Rubashkin has support within his own Hasidic Jewish community, but even those outside it question whether he should get the life sentence prosecutors are seeking for crimes that cost a bank $26 million.
Several former prosecutors, including former U.S. attorneys general Janet Reno and Edwin Meese III, have sent the judge a letter arguing for a shorter prison term.
INDIANOLA, Iowa (AP) The Iowa Department of Public Safety reports that an injured Drake University student found leaning over the side of a bridge near Indianola has died of his injuries.
Authorities say 19-year-old Benjamin Backstrom of Norwalk was found on the bridge about four miles north of Indianola early Tuesday morning. Backstrom was taken to Iowa Methodist Medical Center, where he was pronounced dead.
Investigators say they are treating this case as a homicide, but the cause of Backstrom’s death will not be determined until an autopsy is performed by the Polk County Medical Examiner’s Office.
MARENGO, Iowa (AP) A Belle Plaine woman has been found guilty of first-degree murder in connection with the death of her employer.
Jessica Dayton was found guilty Tuesday by an Iowa County District Court jury in the July 18 beating death of Curtis Bailey in his Marengo home.
Dayton is one of three people charged in the case. Bailey’s common-law wife, 44-year-old Denise Frei of Marengo, and her son, 19-year-old Jacob Hilgendorf of Belle Plaine, are also accused in his death. Their trial is set for January.
Prosecutors say the three conspired to get the 33-year-old Bailey drunk so they could kill him. The 20-year-old Dayton worked in the man’s Belle Plaine restaurant.

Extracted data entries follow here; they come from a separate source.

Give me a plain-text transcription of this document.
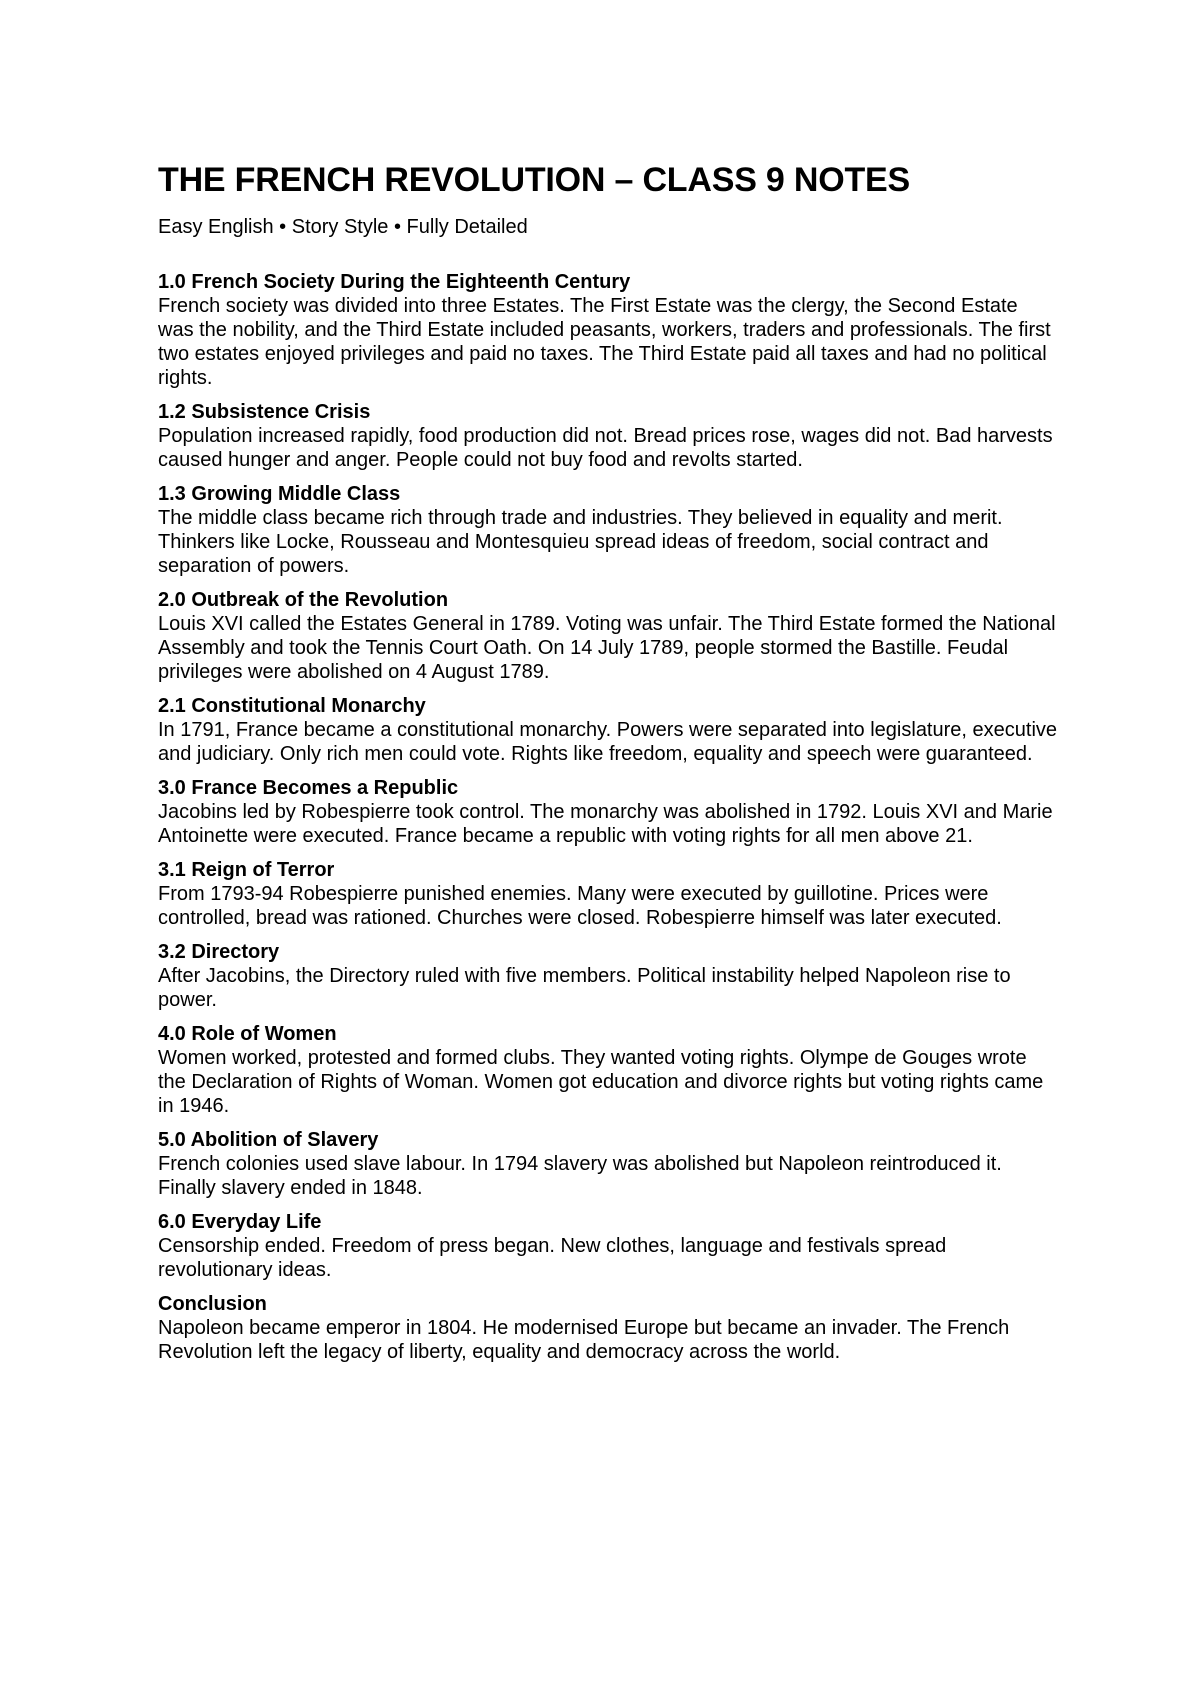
THE FRENCH REVOLUTION – CLASS 9 NOTES

Easy English • Story Style • Fully Detailed

1.0 French Society During the Eighteenth Century

French society was divided into three Estates. The First Estate was the clergy, the Second Estate was the nobility, and the Third Estate included peasants, workers, traders and professionals. The first two estates enjoyed privileges and paid no taxes. The Third Estate paid all taxes and had no political rights.

1.2 Subsistence Crisis

Population increased rapidly, food production did not. Bread prices rose, wages did not. Bad harvests caused hunger and anger. People could not buy food and revolts started.

1.3 Growing Middle Class

The middle class became rich through trade and industries. They believed in equality and merit. Thinkers like Locke, Rousseau and Montesquieu spread ideas of freedom, social contract and separation of powers.

2.0 Outbreak of the Revolution

Louis XVI called the Estates General in 1789. Voting was unfair. The Third Estate formed the National Assembly and took the Tennis Court Oath. On 14 July 1789, people stormed the Bastille. Feudal privileges were abolished on 4 August 1789.

2.1 Constitutional Monarchy

In 1791, France became a constitutional monarchy. Powers were separated into legislature, executive and judiciary. Only rich men could vote. Rights like freedom, equality and speech were guaranteed.

3.0 France Becomes a Republic

Jacobins led by Robespierre took control. The monarchy was abolished in 1792. Louis XVI and Marie Antoinette were executed. France became a republic with voting rights for all men above 21.

3.1 Reign of Terror

From 1793-94 Robespierre punished enemies. Many were executed by guillotine. Prices were controlled, bread was rationed. Churches were closed. Robespierre himself was later executed.

3.2 Directory

After Jacobins, the Directory ruled with five members. Political instability helped Napoleon rise to power.

4.0 Role of Women

Women worked, protested and formed clubs. They wanted voting rights. Olympe de Gouges wrote the Declaration of Rights of Woman. Women got education and divorce rights but voting rights came in 1946.

5.0 Abolition of Slavery

French colonies used slave labour. In 1794 slavery was abolished but Napoleon reintroduced it. Finally slavery ended in 1848.

6.0 Everyday Life

Censorship ended. Freedom of press began. New clothes, language and festivals spread revolutionary ideas.

Conclusion

Napoleon became emperor in 1804. He modernised Europe but became an invader. The French Revolution left the legacy of liberty, equality and democracy across the world.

The defense didn’t put on any witnesses during Dayton’s trial, with defense attorney Doug Eichholz contending the state didn’t prove Dayton was involved in the murder.
WASHINGTON, Iowa (AP) A Washington County jury has found a Kalona woman guilty of insurance fraud but has acquitted her husband on similar charges.
Roger and Lynne Holdeman were charged with three counts of insurance fraud apiece for allegedly attempting to obtain two $1 million life insurance policies and a $75,000 policy on a former resident of an Iowa City nursing home they helped run.
Lynne Holdeman was found guilty last week on all three counts. The same jury found Roger Holdeman not guilty on all three counts.
The Holdemans reportedly invited the resident to move into their private home in 2005. At the time, Roger Holdeman was business manager and Lynne Holdeman was director of nursing at Greenwood Manor. They left those posts in the next several years.